Mitch Hancox then caught Alex Cisak out at his near post before things got even worst as Alan Dunne tangled with former Dagenham & Redbridge forward Rhys Murphy inside the penalty area on the stroke of half time.

Although their didn’t seem like much contact, Crawley were awarded a spot-kick and Dunne was given his marching orders.

Simon Walton converted the penalty and although Simpson pulled one back late on, the O’s fell to a 3-2 defeat.

The Orient boss discussed the incident just before the break afterwards, he said: “We have looked at it.

“Dunne is going back in and it looked very clumsy and like a penalty, I’ve got to be honest. I don’t think it should have been a sending off.

“When you look closely at the video, the lad has already gone on his way down before anyone else gets near him.

“That is initially what I thought, but then the referee gives it and you go with it. But when we have looked at the video, the lad has played for it.”

Although it was a frustrating decision for the visitors to take, they didn’t defend well enough at Broadfield Stadium.

Adam Chicksen allowed Deacon too much space for the first while Cisak should have done better for the second.

Hendon added: “I don’t think the defensive errors are down to our formation because we have taken the game to Crawley for long periods, even in the second half with 10 men.

“I just think defensively we need to switch on. For the penalty we are a bit forward with defenders bombing on, trying to get forward and join in.

“But Crawley come back and play down the side where our defences vacate so there is a lot of work to be done.”

Orient arguably should have been further ahead by the time Crawley equalised in the 27th minute with Simpson missing a great opportunity.

He did score three minutes later, but the effort was ruled out because Ollie Palmer was in an offside position.

But after watching back on the video, the O’s boss insisted that should have countered.

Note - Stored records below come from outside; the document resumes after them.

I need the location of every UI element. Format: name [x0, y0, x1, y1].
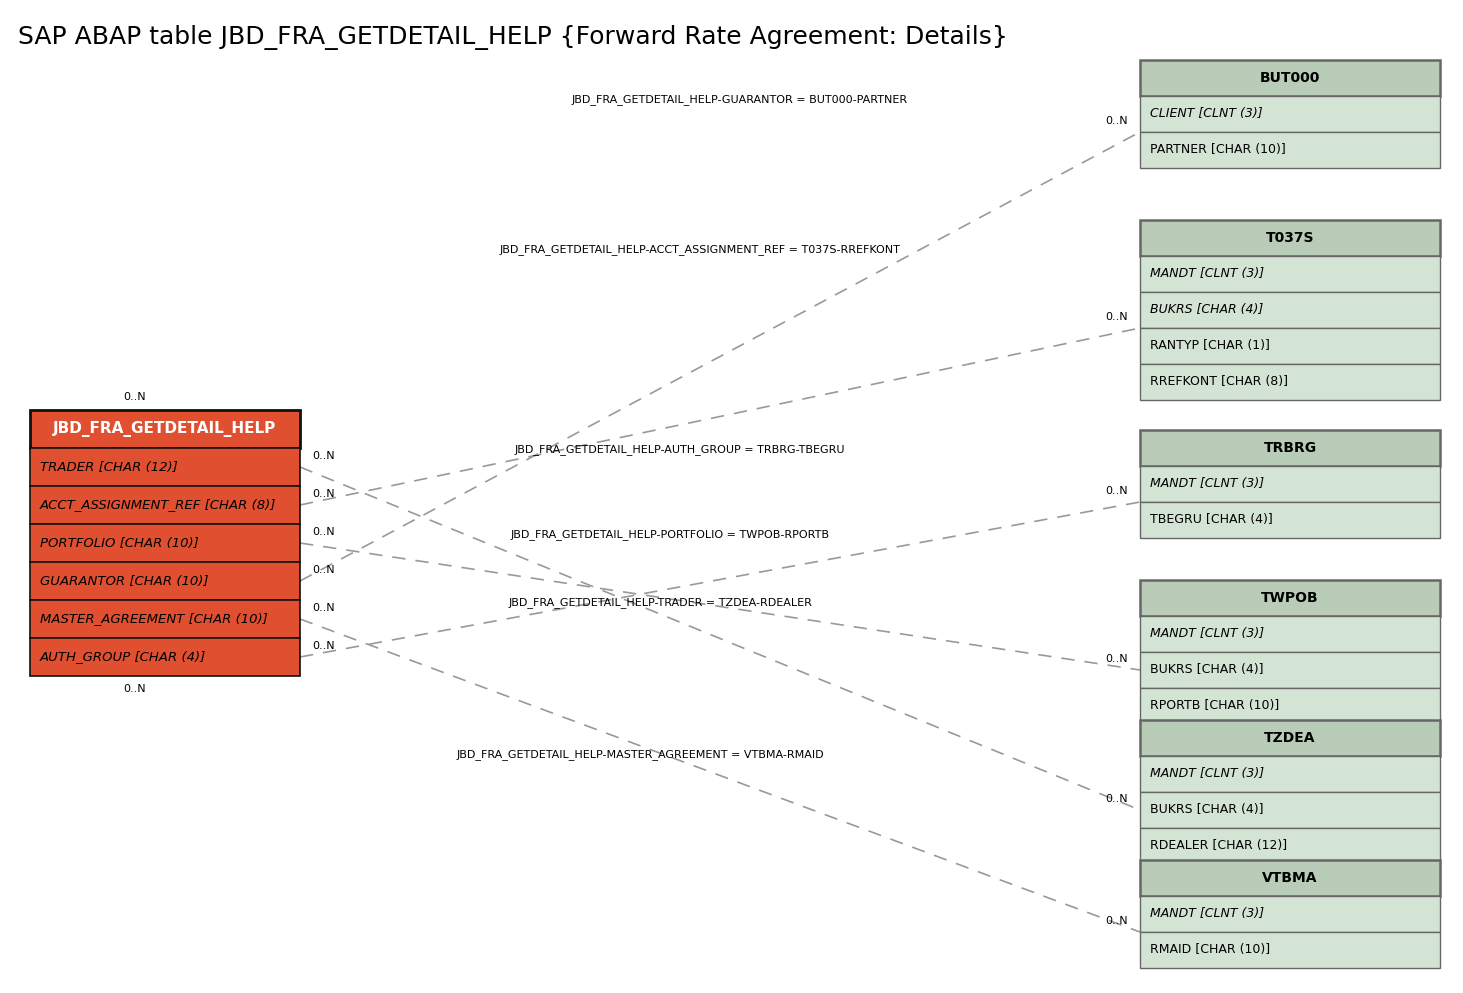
- Bar: [1140, 96, 1440, 132]
- Text: JBD_FRA_GETDETAIL_HELP-GUARANTOR = BUT000-PARTNER: JBD_FRA_GETDETAIL_HELP-GUARANTOR = BUT00…: [572, 94, 909, 105]
- Text: 0..N: 0..N: [312, 641, 335, 651]
- Bar: [1140, 580, 1440, 616]
- Text: TBEGRU [CHAR (4)]: TBEGRU [CHAR (4)]: [1150, 513, 1273, 526]
- Bar: [1140, 364, 1440, 400]
- Bar: [1140, 688, 1440, 724]
- Text: PARTNER [CHAR (10)]: PARTNER [CHAR (10)]: [1150, 144, 1286, 157]
- Text: T037S: T037S: [1265, 231, 1314, 245]
- Text: BUKRS [CHAR (4)]: BUKRS [CHAR (4)]: [1150, 803, 1264, 816]
- Bar: [31, 638, 300, 676]
- Text: 0..N: 0..N: [312, 451, 335, 461]
- Text: 0..N: 0..N: [1106, 312, 1128, 322]
- Text: 0..N: 0..N: [1106, 116, 1128, 126]
- Text: BUKRS [CHAR (4)]: BUKRS [CHAR (4)]: [1150, 663, 1264, 676]
- Text: JBD_FRA_GETDETAIL_HELP-TRADER = TZDEA-RDEALER: JBD_FRA_GETDETAIL_HELP-TRADER = TZDEA-RD…: [508, 597, 812, 608]
- Text: TWPOB: TWPOB: [1261, 591, 1318, 605]
- Text: 0..N: 0..N: [312, 603, 335, 613]
- Text: CLIENT [CLNT (3)]: CLIENT [CLNT (3)]: [1150, 107, 1263, 120]
- Bar: [1140, 220, 1440, 256]
- Text: TRADER [CHAR (12)]: TRADER [CHAR (12)]: [40, 461, 177, 474]
- Text: BUKRS [CHAR (4)]: BUKRS [CHAR (4)]: [1150, 304, 1263, 317]
- Bar: [1140, 430, 1440, 466]
- Text: MANDT [CLNT (3)]: MANDT [CLNT (3)]: [1150, 478, 1264, 491]
- Bar: [1140, 292, 1440, 328]
- Text: JBD_FRA_GETDETAIL_HELP-PORTFOLIO = TWPOB-RPORTB: JBD_FRA_GETDETAIL_HELP-PORTFOLIO = TWPOB…: [511, 529, 830, 540]
- Text: MASTER_AGREEMENT [CHAR (10)]: MASTER_AGREEMENT [CHAR (10)]: [40, 613, 268, 626]
- Bar: [1140, 132, 1440, 168]
- Text: JBD_FRA_GETDETAIL_HELP: JBD_FRA_GETDETAIL_HELP: [53, 421, 277, 437]
- Bar: [31, 524, 300, 562]
- Text: 0..N: 0..N: [1106, 654, 1128, 664]
- Text: RPORTB [CHAR (10)]: RPORTB [CHAR (10)]: [1150, 699, 1279, 713]
- Text: TRBRG: TRBRG: [1264, 441, 1317, 455]
- Text: JBD_FRA_GETDETAIL_HELP-MASTER_AGREEMENT = VTBMA-RMAID: JBD_FRA_GETDETAIL_HELP-MASTER_AGREEMENT …: [456, 749, 824, 760]
- Text: JBD_FRA_GETDETAIL_HELP-AUTH_GROUP = TRBRG-TBEGRU: JBD_FRA_GETDETAIL_HELP-AUTH_GROUP = TRBR…: [515, 444, 846, 455]
- Bar: [1140, 756, 1440, 792]
- Text: 0..N: 0..N: [1106, 794, 1128, 804]
- Text: JBD_FRA_GETDETAIL_HELP-ACCT_ASSIGNMENT_REF = T037S-RREFKONT: JBD_FRA_GETDETAIL_HELP-ACCT_ASSIGNMENT_R…: [499, 244, 900, 255]
- Bar: [1140, 792, 1440, 828]
- Bar: [1140, 860, 1440, 896]
- Bar: [31, 562, 300, 600]
- Text: 0..N: 0..N: [312, 489, 335, 499]
- Bar: [31, 448, 300, 486]
- Bar: [1140, 896, 1440, 932]
- Bar: [31, 600, 300, 638]
- Text: PORTFOLIO [CHAR (10)]: PORTFOLIO [CHAR (10)]: [40, 536, 199, 549]
- Bar: [1140, 466, 1440, 502]
- Text: 0..N: 0..N: [124, 684, 146, 694]
- Bar: [1140, 328, 1440, 364]
- Bar: [1140, 502, 1440, 538]
- Text: VTBMA: VTBMA: [1263, 871, 1318, 885]
- Text: TZDEA: TZDEA: [1264, 731, 1315, 745]
- Text: MANDT [CLNT (3)]: MANDT [CLNT (3)]: [1150, 908, 1264, 921]
- Text: GUARANTOR [CHAR (10)]: GUARANTOR [CHAR (10)]: [40, 575, 209, 588]
- Bar: [31, 486, 300, 524]
- Bar: [31, 410, 300, 448]
- Bar: [1140, 60, 1440, 96]
- Text: RDEALER [CHAR (12)]: RDEALER [CHAR (12)]: [1150, 839, 1287, 853]
- Text: SAP ABAP table JBD_FRA_GETDETAIL_HELP {Forward Rate Agreement: Details}: SAP ABAP table JBD_FRA_GETDETAIL_HELP {F…: [18, 26, 1008, 51]
- Bar: [1140, 652, 1440, 688]
- Text: 0..N: 0..N: [312, 565, 335, 575]
- Bar: [1140, 932, 1440, 968]
- Bar: [1140, 256, 1440, 292]
- Text: 0..N: 0..N: [1106, 916, 1128, 926]
- Text: AUTH_GROUP [CHAR (4)]: AUTH_GROUP [CHAR (4)]: [40, 650, 206, 663]
- Text: MANDT [CLNT (3)]: MANDT [CLNT (3)]: [1150, 768, 1264, 780]
- Text: RANTYP [CHAR (1)]: RANTYP [CHAR (1)]: [1150, 340, 1270, 353]
- Text: 0..N: 0..N: [124, 392, 146, 402]
- Text: 0..N: 0..N: [312, 527, 335, 537]
- Text: RREFKONT [CHAR (8)]: RREFKONT [CHAR (8)]: [1150, 375, 1287, 388]
- Bar: [1140, 720, 1440, 756]
- Text: RMAID [CHAR (10)]: RMAID [CHAR (10)]: [1150, 943, 1270, 956]
- Text: BUT000: BUT000: [1260, 71, 1320, 85]
- Text: MANDT [CLNT (3)]: MANDT [CLNT (3)]: [1150, 267, 1264, 280]
- Text: MANDT [CLNT (3)]: MANDT [CLNT (3)]: [1150, 628, 1264, 640]
- Bar: [1140, 828, 1440, 864]
- Text: 0..N: 0..N: [1106, 486, 1128, 496]
- Text: ACCT_ASSIGNMENT_REF [CHAR (8)]: ACCT_ASSIGNMENT_REF [CHAR (8)]: [40, 498, 277, 511]
- Bar: [1140, 616, 1440, 652]
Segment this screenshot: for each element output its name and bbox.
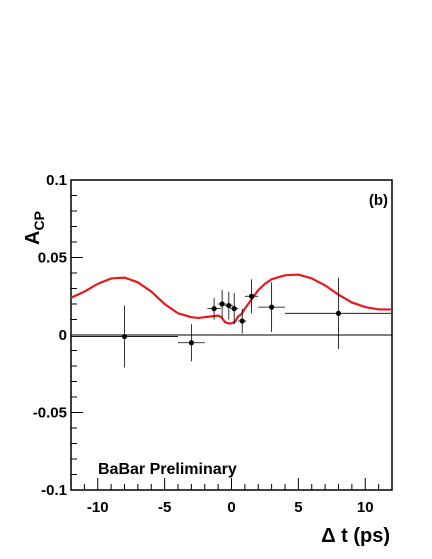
axis-ticks bbox=[70, 179, 393, 491]
y-tick-label: 0.1 bbox=[46, 172, 67, 189]
point-marker bbox=[219, 301, 225, 307]
y-axis-title-main: A bbox=[22, 231, 44, 245]
x-tick-label: 5 bbox=[294, 499, 302, 516]
data-point bbox=[244, 279, 259, 314]
point-marker bbox=[335, 310, 342, 316]
y-tick-label: -0.1 bbox=[41, 482, 67, 499]
point-marker bbox=[188, 340, 194, 346]
point-marker bbox=[211, 306, 217, 312]
data-point bbox=[258, 282, 285, 332]
x-axis-title: Δ t (ps) bbox=[321, 525, 390, 547]
point-marker bbox=[248, 293, 255, 299]
y-axis-title-sub: CP bbox=[31, 211, 47, 230]
point-marker bbox=[269, 304, 275, 310]
data-points bbox=[71, 277, 392, 368]
y-tick-label: 0.05 bbox=[38, 250, 67, 267]
x-tick-label: 0 bbox=[227, 499, 235, 516]
data-point bbox=[207, 297, 221, 320]
data-point bbox=[285, 277, 392, 349]
point-marker bbox=[121, 333, 128, 340]
data-point bbox=[218, 290, 227, 318]
data-point bbox=[230, 293, 239, 325]
data-point bbox=[71, 305, 178, 368]
point-marker bbox=[231, 306, 237, 312]
x-tick-label: -5 bbox=[158, 499, 171, 516]
data-point bbox=[238, 308, 247, 334]
fit-curve bbox=[70, 273, 392, 325]
data-point bbox=[224, 291, 233, 320]
y-tick-label: 0 bbox=[59, 327, 67, 344]
x-tick-label: -10 bbox=[87, 499, 109, 516]
x-tick-label: 10 bbox=[357, 499, 374, 516]
point-marker bbox=[239, 318, 245, 324]
babar-preliminary-label: BaBar Preliminary bbox=[98, 461, 237, 478]
data-point bbox=[178, 324, 205, 362]
point-marker bbox=[226, 302, 232, 309]
panel-label: (b) bbox=[369, 192, 388, 209]
y-tick-label: -0.05 bbox=[33, 405, 67, 422]
tick-labels: -10 -5 0 5 10 -0.1 -0.05 0 0.05 0.1 bbox=[33, 172, 374, 516]
y-axis-title: ACP bbox=[22, 211, 47, 245]
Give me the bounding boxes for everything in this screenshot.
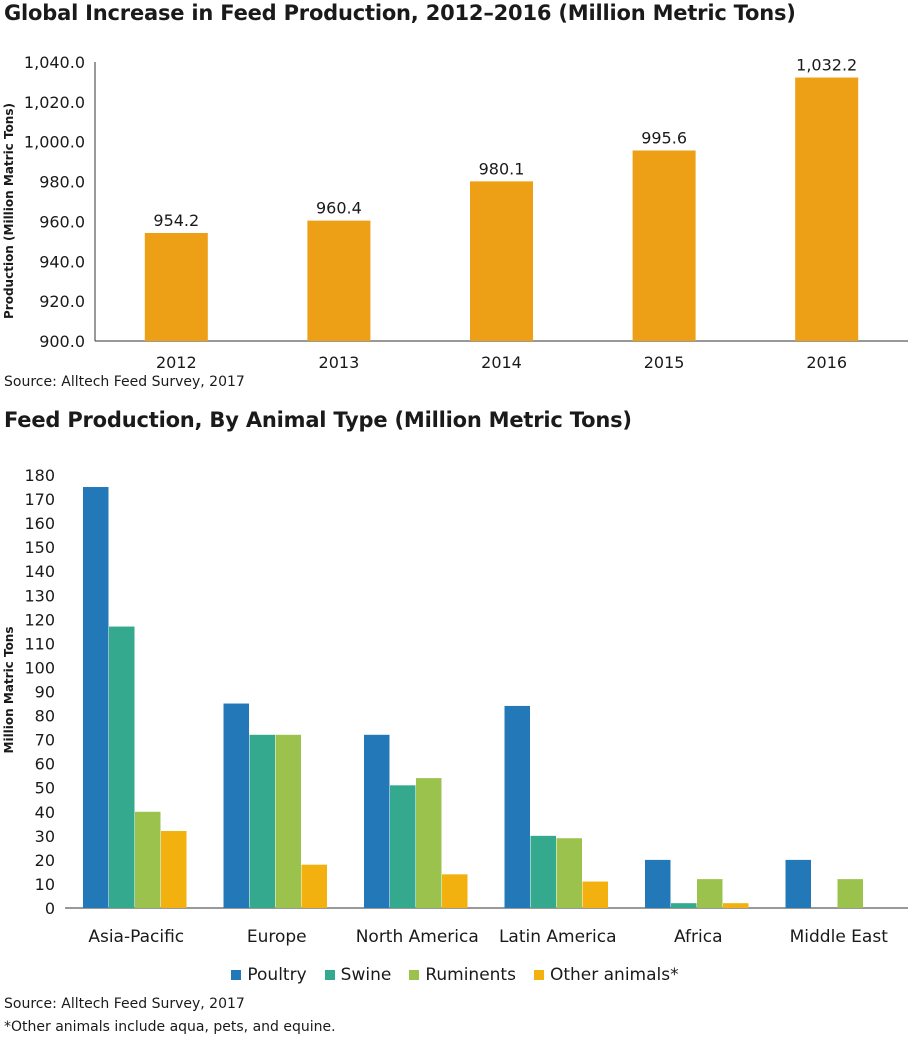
chart2-y-tick-label: 10 (35, 875, 55, 894)
chart2-bar-poultry (83, 487, 109, 908)
chart2-legend: Poultry Swine Ruminents Other animals* (0, 965, 910, 985)
chart2-y-tick-label: 50 (35, 779, 55, 798)
chart2-x-tick-label: Africa (674, 927, 723, 947)
legend-label: Poultry (247, 965, 307, 985)
chart2-bar-other-animals (442, 874, 468, 908)
chart2-source: Source: Alltech Feed Survey, 2017 (4, 996, 245, 1012)
chart2-bar-other-animals (161, 831, 187, 908)
chart1-data-label: 980.1 (479, 159, 525, 178)
chart2-x-tick-label: Latin America (499, 927, 617, 947)
chart2-bar-other-animals (723, 903, 749, 908)
chart2-bar-other-animals (582, 881, 608, 908)
chart2-plot: Million Matric Tons 0 10 20 30 40 50 60 70 80 90 1… (2, 466, 908, 947)
chart1-y-axis-label: Production (Million Matric Tons) (2, 103, 16, 319)
chart2-y-tick-label: 150 (24, 538, 55, 557)
chart1-y-tick-label: 1,020.0 (24, 93, 85, 112)
chart2-bar-poultry (645, 859, 671, 908)
chart1-x-tick-label: 2014 (481, 353, 522, 372)
chart2-y-tick-label: 80 (35, 707, 55, 726)
chart2-y-tick-label: 90 (35, 683, 55, 702)
chart1-x-tick-label: 2015 (644, 353, 685, 372)
chart1-x-tick-label: 2016 (806, 353, 847, 372)
legend-label: Swine (340, 965, 392, 985)
chart1-y-tick-label: 1,040.0 (24, 53, 85, 72)
chart1-x-tick-label: 2012 (156, 353, 197, 372)
chart1-y-tick-label: 1,000.0 (24, 133, 85, 152)
chart2-bar-ruminents (275, 734, 301, 908)
chart2-title: Feed Production, By Animal Type (Million… (4, 408, 632, 432)
legend-label: Ruminents (425, 965, 516, 985)
legend-item: Ruminents (409, 965, 516, 985)
chart2-y-tick-label: 110 (24, 634, 55, 653)
chart2-y-tick-label: 20 (35, 851, 55, 870)
chart2-bar-swine (671, 903, 697, 908)
chart2-y-axis-label: Million Matric Tons (2, 627, 16, 754)
chart2-bar-poultry (785, 859, 811, 908)
chart1-title: Global Increase in Feed Production, 2012… (4, 1, 796, 25)
chart2-bar-other-animals (301, 864, 327, 908)
legend-swatch (533, 970, 544, 980)
chart2-y-tick-label: 70 (35, 731, 55, 750)
chart2-bar-poultry (364, 734, 390, 908)
chart2-y-tick-label: 40 (35, 803, 55, 822)
chart1-bar (307, 220, 371, 341)
chart1-data-label: 1,032.2 (796, 56, 857, 75)
chart1-bar (144, 232, 208, 341)
chart1-source: Source: Alltech Feed Survey, 2017 (4, 374, 245, 390)
chart1-data-label: 960.4 (316, 199, 362, 218)
chart2-bar-swine (530, 835, 556, 908)
chart1-y-tick-label: 980.0 (39, 173, 85, 192)
chart2-y-tick-label: 140 (24, 562, 55, 581)
chart2-bar-swine (249, 734, 275, 908)
legend-label: Other animals* (549, 965, 679, 985)
chart2-bar-ruminents (135, 811, 161, 908)
chart2-y-tick-label: 100 (24, 658, 55, 677)
chart1-plot: Production (Million Matric Tons) 900.0 92… (2, 53, 908, 372)
chart1-bar (470, 181, 533, 341)
chart2-y-tick-label: 160 (24, 514, 55, 533)
chart2-bar-swine (109, 626, 135, 908)
chart1-data-label: 954.2 (153, 211, 199, 230)
chart2-bar-poultry (223, 703, 249, 908)
chart1-y-tick-label: 900.0 (39, 332, 85, 351)
chart2-bar-swine (390, 785, 416, 908)
chart2-y-tick-label: 30 (35, 827, 55, 846)
chart2-x-tick-label: Asia-Pacific (88, 927, 184, 947)
chart2-bar-poultry (504, 705, 530, 908)
chart2-y-tick-label: 130 (24, 586, 55, 605)
chart2-x-tick-label: Middle East (790, 927, 889, 947)
legend-swatch (409, 970, 420, 980)
chart1-x-tick-label: 2013 (319, 353, 360, 372)
chart1-bar (795, 77, 859, 342)
legend-item: Other animals* (533, 965, 679, 985)
chart2-y-tick-label: 180 (24, 466, 55, 485)
legend-item: Poultry (231, 965, 307, 985)
chart1-y-tick-label: 940.0 (39, 252, 85, 271)
chart1-data-label: 995.6 (641, 128, 687, 147)
chart2-bar-ruminents (416, 778, 442, 908)
chart2-y-tick-label: 120 (24, 610, 55, 629)
chart2-x-tick-label: North America (356, 927, 479, 947)
chart2-bar-ruminents (697, 879, 723, 908)
chart2-y-tick-label: 170 (24, 490, 55, 509)
chart2-y-tick-label: 60 (35, 755, 55, 774)
legend-swatch (231, 970, 242, 980)
chart1-y-tick-label: 960.0 (39, 212, 85, 231)
chart2-footnote: *Other animals include aqua, pets, and e… (4, 1019, 336, 1035)
legend-item: Swine (324, 965, 392, 985)
legend-swatch (324, 970, 335, 980)
chart2-x-tick-label: Europe (247, 927, 307, 947)
chart2-y-tick-label: 0 (45, 899, 55, 918)
chart2-bar-ruminents (556, 838, 582, 908)
chart1-y-tick-label: 920.0 (39, 292, 85, 311)
chart1-bar (632, 150, 696, 341)
chart2-bar-ruminents (837, 879, 863, 908)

“We did start brightly and it could have been a lot better as well. We have scored one, had one ruled out for offside and if the officials look closely at that they will see the centre half is in line with Ollie,” said Hendon.

“It is just the fact the Ollie is the first blue shirt the linesman on this side sees. If the linesman had been the other side of the pitch he probably wouldn’t have seen it.

“That was an opportunity. Jay went through and should have scored so we could have been two or possible three up, but I can’t keep talking about that. Defensively today we made mistakes.”